Overall, I think this paper can’t achieve the bar of a top-tier conference.

审稿意见
3

Embedding data within deep neural networks (DNNs) has seen significant success, spanning both discriminative and generative models; however, image embedding within diffusion models remains underexplored. Current methods struggle with limitations in fidelity, secrecy, and efficiency, particularly due to the high computational cost of embedding and the slow extraction process required by multiple denoising stages, rendering these techniques impractical in resource-constrained settings. To overcome these challenges, this work proposes embedding images at a specific denoising stage within diffusion models by adjusting the learned score functions. Additionally, a parameter-efficient fine-tuning (PEFT) strategy, incorporating selective parameter tuning with a low-rank adaptation (LoRA) variant, is introduced to enhance both secrecy and efficiency. Experimental results substantiate the effectiveness of the proposed method.

优点

  1. This paper introduces a novel steganography method specifically designed for diffusion models.

缺点

  1. The novelty of the proposed method is limited, as techniques like fine-tuning the U-Net of diffusion models to embed specific responses or remove certain content have already been extensively explored in related work (e.g., [1]), even though this reference is not cited.

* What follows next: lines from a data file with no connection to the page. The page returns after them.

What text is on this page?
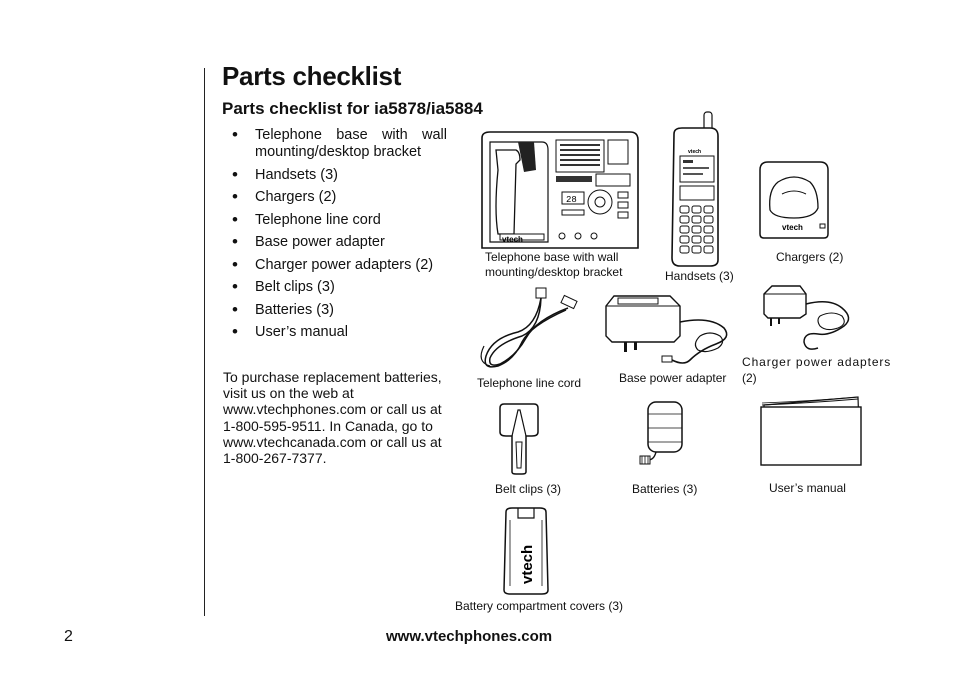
Parts checklist
Parts checklist for ia5878/ia5884
• Telephone base with wall mounting/desktop bracket
• Handsets (3)
• Chargers (2)
• Telephone line cord
• Base power adapter
• Charger power adapters (2)
• Belt clips (3)
• Batteries (3)
• User’s manual

To purchase replacement batteries, visit us on the web at www.vtechphones.com or call us at 1-800-595-9511. In Canada, go to www.vtechcanada.com or call us at 1-800-267-7377.

28
vtech
Telephone base with wall
mounting/desktop bracket
vtech
Handsets (3)
vtech
Chargers (2)
Telephone line cord	Base power adapter
Charger power adapters
(2)
Belt clips (3)	Batteries (3)	User’s manual
vtech
Battery compartment covers (3)
2	www.vtechphones.com
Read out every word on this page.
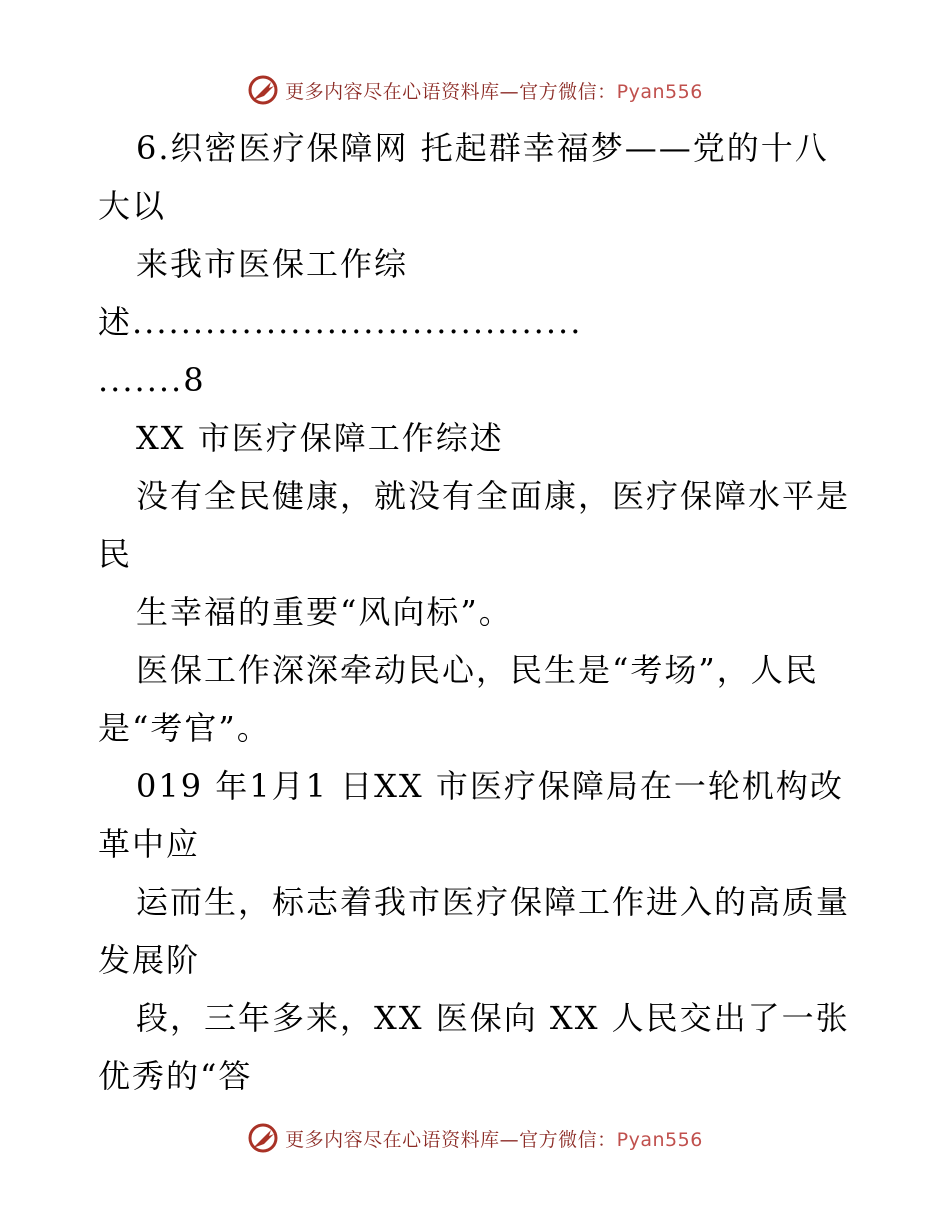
更多内容尽在心语资料库—官方微信：Pyan556
6.织密医疗保障网 托起群幸福梦——党的十八
大以
来我市医保工作综
述.....................................
.......8
XX 市医疗保障工作综述
没有全民健康，就没有全面康，医疗保障水平是
民
生幸福的重要“风向标”。
医保工作深深牵动民心，民生是“考场”，人民
是“考官”。
019 年1月1 日XX 市医疗保障局在一轮机构改
革中应
运而生，标志着我市医疗保障工作进入的高质量
发展阶
段，三年多来，XX 医保向 XX 人民交出了一张
优秀的“答
更多内容尽在心语资料库—官方微信：Pyan556
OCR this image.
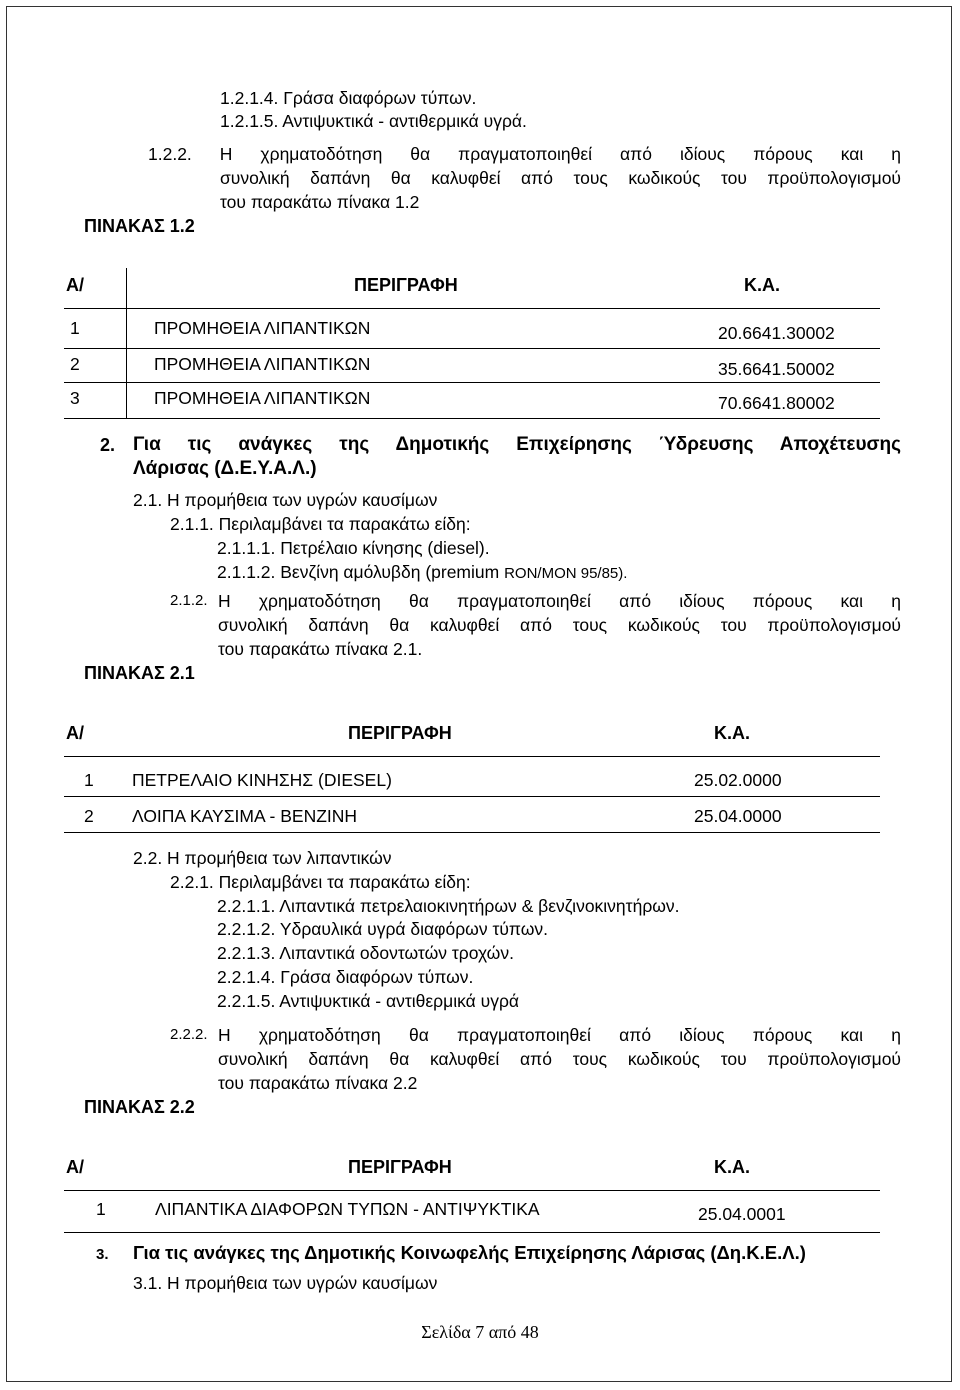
1.2.1.4. Γράσα διαφόρων τύπων.
1.2.1.5. Αντιψυκτικά - αντιθερμικά υγρά.
1.2.2. Η χρηματοδότηση θα πραγματοποιηθεί από ιδίους πόρους και η
συνολική δαπάνη θα καλυφθεί από τους κωδικούς του προϋπολογισμού
του παρακάτω πίνακα 1.2
ΠΙΝΑΚΑΣ 1.2
Α/	ΠΕΡΙΓΡΑΦΗ	Κ.Α.
1	ΠΡΟΜΗΘΕΙΑ ΛΙΠΑΝΤΙΚΩΝ	20.6641.30002
2	ΠΡΟΜΗΘΕΙΑ ΛΙΠΑΝΤΙΚΩΝ	35.6641.50002
3	ΠΡΟΜΗΘΕΙΑ ΛΙΠΑΝΤΙΚΩΝ	70.6641.80002
2. Για τις ανάγκες της Δημοτικής Επιχείρησης Ύδρευσης Αποχέτευσης
Λάρισας (Δ.Ε.Υ.Α.Λ.)
2.1. Η προμήθεια των υγρών καυσίμων
2.1.1. Περιλαμβάνει τα παρακάτω είδη:
2.1.1.1. Πετρέλαιο κίνησης (diesel).
2.1.1.2. Βενζίνη αμόλυβδη (premium RON/MON 95/85).
2.1.2. Η χρηματοδότηση θα πραγματοποιηθεί από ιδίους πόρους και η
συνολική δαπάνη θα καλυφθεί από τους κωδικούς του προϋπολογισμού
του παρακάτω πίνακα 2.1.
ΠΙΝΑΚΑΣ 2.1
Α/	ΠΕΡΙΓΡΑΦΗ	Κ.Α.
1 ΠΕΤΡΕΛΑΙΟ ΚΙΝΗΣΗΣ (DIESEL)	25.02.0000
2 ΛΟΙΠΑ ΚΑΥΣΙΜΑ - ΒΕΝΖΙΝΗ	25.04.0000
2.2. Η προμήθεια των λιπαντικών
2.2.1. Περιλαμβάνει τα παρακάτω είδη:
2.2.1.1. Λιπαντικά πετρελαιοκινητήρων & βενζινοκινητήρων.
2.2.1.2. Υδραυλικά υγρά διαφόρων τύπων.
2.2.1.3. Λιπαντικά οδοντωτών τροχών.
2.2.1.4. Γράσα διαφόρων τύπων.
2.2.1.5. Αντιψυκτικά - αντιθερμικά υγρά
2.2.2. Η χρηματοδότηση θα πραγματοποιηθεί από ιδίους πόρους και η
συνολική δαπάνη θα καλυφθεί από τους κωδικούς του προϋπολογισμού
του παρακάτω πίνακα 2.2
ΠΙΝΑΚΑΣ 2.2
Α/	ΠΕΡΙΓΡΑΦΗ	Κ.Α.
1	ΛΙΠΑΝΤΙΚΑ ΔΙΑΦΟΡΩΝ ΤΥΠΩΝ - ΑΝΤΙΨΥΚΤΙΚΑ	25.04.0001
3. Για τις ανάγκες της Δημοτικής Κοινωφελής Επιχείρησης Λάρισας (Δη.Κ.Ε.Λ.)
3.1. Η προμήθεια των υγρών καυσίμων
Σελίδα 7 από 48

  2. Embedding information through the weights of diffusion models poses practical challenges; these weights typically range between 5GB and 10GB, which results in a considerably higher transmission load compared to image-domain steganography methods.

  3. Approaches such as [2] that apply steganography directly within the parameter space of models should also be included in the comparisons to offer a more comprehensive evaluation.

  4. Comparisons with image-based steganography methods may not be entirely fair, as these methods prioritize maintaining similarity between the cover and steganographic images, which could impact their performance metrics in steganographic capacity or secrecy.

  5. Further evaluations on additional open-source diffusion models are recommended to strengthen the assessment and generalizability of the proposed approach.

[1] @InProceedings{Gandikota_2023_ICCV, author = {Gandikota, Rohit and Materzynska, Joanna and Fiotto-Kaufman, Jaden and Bau, David}, title = {Erasing Concepts from Diffusion Models}, booktitle = {Proceedings of the IEEE/CVF International Conference on Computer Vision (ICCV)}, month = {October}, year = {2023}, pages = {2426-2436} }

[2] @inproceedings{cui2024steganographic, title={Steganographic Passport: An Owner and User Verifiable Credential for Deep Model IP Protection Without Retraining}, author={Cui, Qi and Meng, Ruohan and Xu, Chaohui and Chang, Chip-Hong}, booktitle={Proceedings of the IEEE/CVF Conference on Computer Vision and Pattern Recognition}, pages={12302--12311}, year={2024} }

问题

See weakness above.

撤稿通知

I have read and agree with the venue's withdrawal policy on behalf of myself and my co-authors.